Title page for ETD etd-07062011-140306

Type of Document Master's Thesis
Author Koneru, Murali Krushna
Author's Email Address mkoner1@tigers.lsu.edu, murali.koneru@gmail.com
URN etd-07062011-140306
Title Stochastic Modelling of Eukaryotic Cell Cycle
Degree Master of Science in Chemical Engineering (M.S.Ch.E.)
Department Chemical Engineering
Advisory Committee
Advisor Name Title
Hjortso, Martin Committee Chair
Benton, Michael Committee Member
Henry, James Committee Member
  • Insilico Evolution
  • Chemotherapy
  • Stochastic Model
  • Cell Cycle
Date of Defense 2011-06-15
Availability unrestricted
Stochastic models are developed to capture the inherent stochasticity of the biochemical networks associated to many biological processes. The objective of the present thesis is to present a detailed picture of stochastic approach for the mathematical modeling of eukaryotic cell cycle, to demonstrate an important application of such model in chemotherapy and to present a methodology for selecting the model parameters. The stochastic cell cycle model, developed using stochastic chemical kinetics approach, leads to the formation of an infinite dimensional differential equation in probabilities of system being in a specific state. Using Monte Carlo simulations of this model, dynamics of populations of eukaryotic cells such as yeasts or mammalian cells are obtained. Simulations are stochastic in nature and therefore exhibit variability among cells that is similar to the variability observed in natural populations. The modelís capability to predict heterogeneities in cell populations is used as a basis to implement it in a chemotherapic modeling framework to demonstrate how the model can be used to assist in the drug development stage by investigating drug administration strategies that can have different killing effect on cancer cells and healthy cells.

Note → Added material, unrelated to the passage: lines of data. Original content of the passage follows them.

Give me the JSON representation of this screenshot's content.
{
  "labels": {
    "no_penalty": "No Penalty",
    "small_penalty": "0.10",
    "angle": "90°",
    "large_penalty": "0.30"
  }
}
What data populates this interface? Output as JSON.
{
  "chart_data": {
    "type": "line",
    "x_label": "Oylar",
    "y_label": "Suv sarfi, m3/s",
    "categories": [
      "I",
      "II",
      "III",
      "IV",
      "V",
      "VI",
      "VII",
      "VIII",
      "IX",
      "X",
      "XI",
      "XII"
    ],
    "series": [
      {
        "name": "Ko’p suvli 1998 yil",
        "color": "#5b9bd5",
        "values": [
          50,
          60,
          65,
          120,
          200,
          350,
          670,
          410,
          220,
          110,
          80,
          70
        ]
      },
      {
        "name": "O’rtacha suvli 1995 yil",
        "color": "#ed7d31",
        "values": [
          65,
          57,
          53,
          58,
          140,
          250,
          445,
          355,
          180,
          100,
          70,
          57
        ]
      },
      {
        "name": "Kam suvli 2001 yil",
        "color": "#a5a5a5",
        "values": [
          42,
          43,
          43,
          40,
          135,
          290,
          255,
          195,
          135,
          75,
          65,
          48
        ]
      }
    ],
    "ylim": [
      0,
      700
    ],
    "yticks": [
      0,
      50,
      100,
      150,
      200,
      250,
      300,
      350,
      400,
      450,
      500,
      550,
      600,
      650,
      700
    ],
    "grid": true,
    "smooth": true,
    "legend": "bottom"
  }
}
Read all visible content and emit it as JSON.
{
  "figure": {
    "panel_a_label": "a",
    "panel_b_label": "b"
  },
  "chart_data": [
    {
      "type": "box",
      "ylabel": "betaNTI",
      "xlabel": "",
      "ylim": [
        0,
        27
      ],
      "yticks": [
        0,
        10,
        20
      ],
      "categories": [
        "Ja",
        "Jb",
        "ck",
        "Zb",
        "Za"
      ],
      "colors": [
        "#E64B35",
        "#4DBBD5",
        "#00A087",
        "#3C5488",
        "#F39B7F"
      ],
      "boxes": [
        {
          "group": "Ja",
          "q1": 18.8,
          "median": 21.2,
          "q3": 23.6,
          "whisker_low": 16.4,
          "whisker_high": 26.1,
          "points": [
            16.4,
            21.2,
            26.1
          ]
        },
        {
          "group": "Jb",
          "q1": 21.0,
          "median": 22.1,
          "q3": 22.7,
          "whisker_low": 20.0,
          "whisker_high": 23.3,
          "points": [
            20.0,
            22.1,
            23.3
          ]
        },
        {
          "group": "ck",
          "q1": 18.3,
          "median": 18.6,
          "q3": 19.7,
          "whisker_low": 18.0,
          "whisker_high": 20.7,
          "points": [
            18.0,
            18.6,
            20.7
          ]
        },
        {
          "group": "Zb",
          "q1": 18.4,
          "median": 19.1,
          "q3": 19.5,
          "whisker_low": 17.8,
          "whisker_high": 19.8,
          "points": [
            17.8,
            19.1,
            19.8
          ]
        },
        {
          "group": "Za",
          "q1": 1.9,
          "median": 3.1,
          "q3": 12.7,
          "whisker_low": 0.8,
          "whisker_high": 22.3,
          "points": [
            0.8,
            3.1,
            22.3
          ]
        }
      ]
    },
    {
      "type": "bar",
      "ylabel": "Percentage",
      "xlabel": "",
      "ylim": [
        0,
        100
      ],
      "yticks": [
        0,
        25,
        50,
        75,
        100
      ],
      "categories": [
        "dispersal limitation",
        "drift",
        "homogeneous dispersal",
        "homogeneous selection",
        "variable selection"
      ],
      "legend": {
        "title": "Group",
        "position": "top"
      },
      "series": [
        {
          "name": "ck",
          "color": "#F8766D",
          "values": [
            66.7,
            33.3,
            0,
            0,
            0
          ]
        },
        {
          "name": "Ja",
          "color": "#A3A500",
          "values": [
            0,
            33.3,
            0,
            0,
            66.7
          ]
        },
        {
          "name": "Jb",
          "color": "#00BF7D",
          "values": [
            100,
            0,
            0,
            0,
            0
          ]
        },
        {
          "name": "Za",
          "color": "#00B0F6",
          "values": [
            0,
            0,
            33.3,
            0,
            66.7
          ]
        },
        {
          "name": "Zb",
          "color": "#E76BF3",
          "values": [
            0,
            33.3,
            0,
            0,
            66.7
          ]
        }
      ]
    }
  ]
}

Finally, basic cell cycle model is refined in a systematic way to make it more suitable for describing the population characteristics of budding yeast. Selection of model parameters using an evolutionary optimization strategy referred to as insilico evolution is described. The benefits of this approach lie in the fact that it generates an initial guess of reasonable set of parameters which in turn can be used in the least squares fitting of model to the steady state distributions obtained from flow cytometry measurements. The Insilco evolution algorithm serves as a tool for sensitivity analysis of the model parameters and leads to a synergistic approach of model and experiments guiding each other.

To conclude, the stochastic model based on single cell kinetics will be useful for predicting the population distribution on whole organism level. Such models find applications in wide areas of biological and biomedical applications. Evolutionary optimization strategies can be used in parameter estimation methods based on steady state distributions.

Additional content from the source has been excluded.